- The final days of Sonus are a festival-within-a-festival, and one of the best minimal parties of the year.
- Sometime on Friday afternoon, on a sunny dance floor at Zrce Beach, the familiar vocals of Petre Inspirescu's subaquatic minimal bomb "Fiare" rang out through the crowd. Played by Sonja Moonear, who was spinning to a few hundred dancers on the final day of this year's Sonus Festival, it was the perfect tune for the moment, the elastic bassline darting across the floor with each bar. Moonear's set was full of classy selections like this, all mixed together with the kind of transitions you expect from one of the slickest DJs going. The crowd, older and calmer than the previous six days, swayed from side to side in sunglasses and singlets. Many had arrived specifically for this final session, a festival-within-a-festival held at Kalypso, a tropical-themed, open-air club blanketed in sunlight.

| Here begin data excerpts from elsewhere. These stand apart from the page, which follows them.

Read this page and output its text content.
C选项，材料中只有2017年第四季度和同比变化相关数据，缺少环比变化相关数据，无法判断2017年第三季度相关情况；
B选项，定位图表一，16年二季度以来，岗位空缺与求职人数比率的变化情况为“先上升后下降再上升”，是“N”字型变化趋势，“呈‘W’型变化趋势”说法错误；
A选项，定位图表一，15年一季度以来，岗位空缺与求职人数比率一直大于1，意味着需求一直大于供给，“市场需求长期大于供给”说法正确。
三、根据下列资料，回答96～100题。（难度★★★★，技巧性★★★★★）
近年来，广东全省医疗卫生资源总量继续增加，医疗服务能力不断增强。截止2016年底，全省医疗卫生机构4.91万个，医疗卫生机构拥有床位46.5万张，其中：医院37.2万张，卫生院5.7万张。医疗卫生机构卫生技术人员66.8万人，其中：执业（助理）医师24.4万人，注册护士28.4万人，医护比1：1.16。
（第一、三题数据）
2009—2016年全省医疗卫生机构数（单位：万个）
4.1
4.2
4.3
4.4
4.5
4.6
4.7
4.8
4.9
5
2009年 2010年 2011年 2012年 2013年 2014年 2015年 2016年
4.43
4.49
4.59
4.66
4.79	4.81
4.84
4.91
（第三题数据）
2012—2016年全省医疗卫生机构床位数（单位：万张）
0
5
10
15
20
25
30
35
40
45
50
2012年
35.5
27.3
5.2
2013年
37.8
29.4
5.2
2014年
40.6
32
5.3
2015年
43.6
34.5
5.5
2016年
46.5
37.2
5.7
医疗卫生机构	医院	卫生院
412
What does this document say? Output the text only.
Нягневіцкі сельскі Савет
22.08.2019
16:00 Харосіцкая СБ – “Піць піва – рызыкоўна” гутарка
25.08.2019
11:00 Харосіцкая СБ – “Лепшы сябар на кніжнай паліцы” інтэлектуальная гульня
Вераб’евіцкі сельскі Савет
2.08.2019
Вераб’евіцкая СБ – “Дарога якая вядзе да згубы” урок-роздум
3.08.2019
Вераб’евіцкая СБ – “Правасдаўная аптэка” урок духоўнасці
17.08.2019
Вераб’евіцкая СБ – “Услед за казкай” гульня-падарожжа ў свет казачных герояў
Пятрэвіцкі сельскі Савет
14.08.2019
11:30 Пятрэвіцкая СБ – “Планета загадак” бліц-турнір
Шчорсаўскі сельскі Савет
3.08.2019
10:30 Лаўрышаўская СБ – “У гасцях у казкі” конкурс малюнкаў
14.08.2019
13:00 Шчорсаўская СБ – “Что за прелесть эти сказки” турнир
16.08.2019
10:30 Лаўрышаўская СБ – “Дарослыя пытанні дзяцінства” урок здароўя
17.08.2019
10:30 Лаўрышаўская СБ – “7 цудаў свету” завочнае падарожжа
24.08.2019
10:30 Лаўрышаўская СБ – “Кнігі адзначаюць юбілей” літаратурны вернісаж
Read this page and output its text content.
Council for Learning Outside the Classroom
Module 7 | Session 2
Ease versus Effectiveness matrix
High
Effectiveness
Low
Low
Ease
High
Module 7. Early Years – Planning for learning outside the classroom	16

Moonear shared the Thursday and Friday lineup with a number of similarly deft DJs. The 23-hour period between Dorian Paic's first record at 7 PM on Thursday and Binh's final tune the following evening featured hundreds of killer tunes. The combination of these DJs and warm weather has been been lighting up festivals for years, and Sonus is no different. From the big-room energy of Ricardo Villalobos to the more abstract sounds of Rhadoo, Binh and Nicolas Lutz, a huge spectrum of minimal was covered, which helps make Sonus one of Europe's best options for anyone into that sound. Earlier in the week hosted sets from DJs focussed on more in-your-face sounds, with the likes of Marco Carola, Solomun and Amelie Lens all billed. But many attendees choose to skip the first five days, arriving only for the minimal blowout—which includes an afterparty hosted by Berlin's Club Der Visionaere—at the end.
This time around, the loopier tracks worked best. Paic's tough house and tech house loosened up the space as it filled, getting busy around 10 PM as people trickled into Zrce Beach from Novalja, the closest town. Lutz's more hyperactive selections took longer to catch on, the crowd feeling restless for the first half of his set. But they eventually locked into his slamming techno and electro bombs, partly thanks to transitions that kept the flow steady no matter how wacky the tune. His style is one of the smoothest in the game, which helps explains his ever-increasing profile.
The same went for Villalobos, whose ravey selections—many of which, including Age Of Love's "The Age Of Love," he's been playing for the past few years—seemed to get a cheer every few bars. He saved the deeper tracks for later, stringing together a run of hypnotic techno loops that peaked with Mathew Jonson's "Typerope." It was a great moment, the entire dance floor transfixed on the bleeps coming from the speakers. The following 12 hours would see plenty of moments like this, the crowd united by killer selection after killer selection. The energy rose and fell slowly, sometimes boosted by the afternoon arrival of fresh dancers coming back for one last hurrah. But for many there, Thursday and Friday at Sonus is more than the last dance of a big week—it's one of the best parties of the year.